L'Écho:...ça, c'est de la langue de bois: Elio Di Rupo arrivait systématiquement en retard aux réunions Benelux et repartait à l'avance.

Xavier Bettel: Ah, vous êtes au courant... Mais non, ce n'est pas qu'il était en retard, on avait quand même des réunions avant chaque conseil européen, on prenait des positions communes. Même avec Elio, on a bien travaillé, je trouve. Je suis certain qu'avec Charles, le Benelux marchera super bien aussi. Mais même en bilatéral, on travaillait bien avec Elio Di Rupo.

L'Écho: Vous regrettez le départ d'Elio Di Rupo?

Xavier Bettel: Non, mais c'est quelqu'un que j'apprécie beaucoup. Charles est un ami, et Elio était devenu un ami.
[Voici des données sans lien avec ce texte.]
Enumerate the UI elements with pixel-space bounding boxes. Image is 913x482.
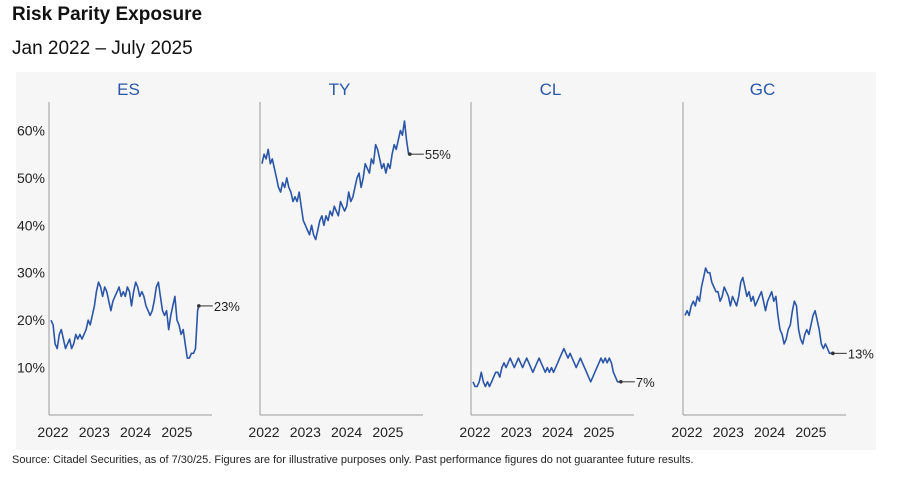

L'Écho: Vous dénoncez les tracasseries qu'on fait subir aux travailleurs belges au Luxembourg. Que voulez-vous dire exactement?

Xavier Bettel: Mais que le fisc belge mette fin à la chasse aux sorcières par rapport aux frontaliers qui viennent bosser ici. On a l'impression qu'ils doivent tous garder leurs fiches de restaurant des trois dernières années, toutes les preuves qu'ils sont restés au Luxembourg, etc. Il y a quand même un excès de zèle de la part du fisc belge qui commence à peser sur les entreprises luxembourgeoises, à tel point que celles-ci vont peut-être un jour hésiter à engager de Belges. Charles Michel a bien compris la problématique et a promis d'examiner le dossier avec son administration.